Княгиня испуганно перекрестилась. Впрочем, испуг ее был в большой степени притворным, о чем свидетельствовали глаза Аграфены Антоновны, в которых светился живейший интерес.

— Страсти какие, — сказала она, вынимая из ящика туалетного столика серебряную табакерку и беря оттуда щепотку нюхательного табаку. При этом мизинец ее был жеманно оттопырен. — Этот гвардеец и впрямь занимательный персонаж. Любопытно, что же это он, вырядившись этаким петухом, от людей-то прячется?

— Полагаю, ваше сиятельство, что это неспроста, — сказал Савелий. — Он явно не хочет, чтобы о нем узнала княжна, но главная загвоздка не в этом. Мне показалось, что некое событие нарушило его планы. Думаю, изначально он предполагал вращаться в обществе, оттого и обвешался блестками, как рождественская елка. Он такой же лейб-гусар, как я — индийский магараджа, и раны его, говоря начистоту, кажутся мне столь же фальшивыми, сколь и его роскошные усы.

Княгиня начинила табаком обе ноздри, сморщилась и чихнула. Произведенный ею звук напоминал выстрел осадной пушки; за ним последовал еще один чих, не менее громкий и энергичный, а затем еще один, и еще, и еще...

— Интересно, — больным голосом произнесла она, закончив чихать и промокая надушенным платочком заслезившиеся глаза. — Что же это за событие, которое помешало ему воспользоваться своим маскарадом?

— Полагаю, в городе или его окрестностях внезапно появился некто, с кем наш герой боится случайно столкнуться, — сказал Савелий. — Некто, с кем он близко знаком и кто мог бы опознать его, невзирая на накладные усы и фальшивые локоны.

Княгиня поморщилась, явно не зная, чихнуть ей прямо сейчас или потерпеть еще немного.

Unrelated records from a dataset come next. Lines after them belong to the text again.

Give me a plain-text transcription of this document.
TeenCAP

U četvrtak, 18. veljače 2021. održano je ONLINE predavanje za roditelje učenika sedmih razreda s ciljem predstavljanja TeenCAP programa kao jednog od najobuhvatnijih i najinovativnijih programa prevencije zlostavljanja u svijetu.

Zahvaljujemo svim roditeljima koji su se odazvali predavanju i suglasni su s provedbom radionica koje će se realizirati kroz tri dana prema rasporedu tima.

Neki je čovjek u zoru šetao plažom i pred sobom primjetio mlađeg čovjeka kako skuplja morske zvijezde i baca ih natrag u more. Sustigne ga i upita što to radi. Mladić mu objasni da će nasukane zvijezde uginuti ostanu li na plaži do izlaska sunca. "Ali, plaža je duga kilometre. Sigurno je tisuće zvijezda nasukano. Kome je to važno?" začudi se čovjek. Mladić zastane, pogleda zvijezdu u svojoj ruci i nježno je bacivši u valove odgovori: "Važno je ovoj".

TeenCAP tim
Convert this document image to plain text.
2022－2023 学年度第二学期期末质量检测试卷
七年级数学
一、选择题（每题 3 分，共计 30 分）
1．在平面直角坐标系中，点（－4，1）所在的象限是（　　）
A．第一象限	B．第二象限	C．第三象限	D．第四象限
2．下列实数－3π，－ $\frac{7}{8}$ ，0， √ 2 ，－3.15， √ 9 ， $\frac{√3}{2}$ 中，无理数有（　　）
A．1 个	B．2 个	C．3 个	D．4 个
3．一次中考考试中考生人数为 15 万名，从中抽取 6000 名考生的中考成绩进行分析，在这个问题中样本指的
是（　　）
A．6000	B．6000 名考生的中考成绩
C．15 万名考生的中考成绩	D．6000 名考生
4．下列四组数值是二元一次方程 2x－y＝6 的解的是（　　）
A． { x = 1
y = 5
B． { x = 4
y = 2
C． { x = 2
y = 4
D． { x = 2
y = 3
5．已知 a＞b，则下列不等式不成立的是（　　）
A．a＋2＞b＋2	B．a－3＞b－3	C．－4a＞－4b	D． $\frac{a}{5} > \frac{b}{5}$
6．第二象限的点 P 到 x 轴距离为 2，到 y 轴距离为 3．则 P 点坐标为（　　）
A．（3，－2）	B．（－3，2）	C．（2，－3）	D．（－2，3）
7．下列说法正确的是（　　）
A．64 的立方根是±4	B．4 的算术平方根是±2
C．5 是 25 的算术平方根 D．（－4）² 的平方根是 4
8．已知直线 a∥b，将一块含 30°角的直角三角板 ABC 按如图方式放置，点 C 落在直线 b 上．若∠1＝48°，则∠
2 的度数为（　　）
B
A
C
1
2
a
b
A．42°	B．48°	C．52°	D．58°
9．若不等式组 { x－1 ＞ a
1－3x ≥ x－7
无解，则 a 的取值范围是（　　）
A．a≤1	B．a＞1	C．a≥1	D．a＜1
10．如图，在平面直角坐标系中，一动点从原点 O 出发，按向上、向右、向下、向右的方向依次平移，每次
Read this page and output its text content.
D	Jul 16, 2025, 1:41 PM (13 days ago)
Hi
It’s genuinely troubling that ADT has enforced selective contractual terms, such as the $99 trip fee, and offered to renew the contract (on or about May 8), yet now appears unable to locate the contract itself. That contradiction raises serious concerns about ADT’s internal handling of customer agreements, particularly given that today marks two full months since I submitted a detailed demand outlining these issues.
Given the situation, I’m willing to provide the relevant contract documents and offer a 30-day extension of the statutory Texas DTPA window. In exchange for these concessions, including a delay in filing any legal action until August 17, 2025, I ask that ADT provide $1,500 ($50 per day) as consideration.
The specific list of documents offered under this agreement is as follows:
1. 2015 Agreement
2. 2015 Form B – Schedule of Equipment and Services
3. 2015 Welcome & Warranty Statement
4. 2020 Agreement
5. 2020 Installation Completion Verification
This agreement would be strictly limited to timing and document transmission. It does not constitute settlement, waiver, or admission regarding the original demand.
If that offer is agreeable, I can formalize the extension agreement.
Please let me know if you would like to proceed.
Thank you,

— Сие есть домыслы, — пробормотала она, держа наготове платок, — от коих не видно ни малейшего толку. Узнать, кто этот человек, было бы любопытно, но как это сделать? Кто он, этот «некто», о котором ты говоришь?

— Полагаю, догадаться нетрудно, — сказал Савелий, который теперь напоминал мужика разве что одеждой. — Особенно при вашей проницательности, ваше сиятельство. Подумайте сами, кто из людей вашего крута перебрался в здешние края в течение последней недели?

Княгиня громоподобно чихнула и поверх прижатого к лицу платка посмотрела на развалившегося в кресле лакея, моргая слезящимися глазами.

— Ты на что намекаешь? — спросила она. — Я сюда приехала. Я! И что с того?

— Совершенно правильно, — согласился лакей. — Вы, ваше сиятельство. А также ваше семейство, в числе коего не следует забывать о княжне Ольге Аполлоновне.

— Ты на что намекаешь?! — грозно повторила княгиня. Ее дряблое лицо начало стремительно темнеть, наливаясь венозной кровью. — Ты что себе позволяешь?!

— Вот видите, — ничуть не испугавшись, заявил Савелий и самым наглым манером забросил ногу на ногу. — Вы уже и догадались. Только кричать на меня не надобно, ваше сиятельство. Лишний шум нам с вами ни к чему, да я ведь и не виноват, что порядок вещей таков, каков он есть. Теперь подумать надобно, как нам из этого порядка вещей пользу извлечь. Сами посудите, ваше сиятельство, вся наша жизнь такова: крутишься, стараешься, ночей не спишь, а все для того лишь, чтобы на кусок хлеба заработать. Так стоит ли мне за это пенять?

Болтовня эта, по сути своей бессмысленная, достигла тем не менее цели: княгиня успокоилась, перестала грозно таращить глаза, и лицо ее вновь приобрело нормальный цвет.

— Тебе откуда про княжну Ольгу ведомо? — спросила она, глядя мимо Савелия.

— Помилуйте, ваше сиятельство! — воскликнул лакей. — Прожить в вашем доме хотя бы три дня и не знать подробностей этой печальной истории? Сие решительно невозможно, и ежели вы, ваше сиятельство, хотите, чтобы было иначе, так велите своим дочерям ссориться хоть немного потише.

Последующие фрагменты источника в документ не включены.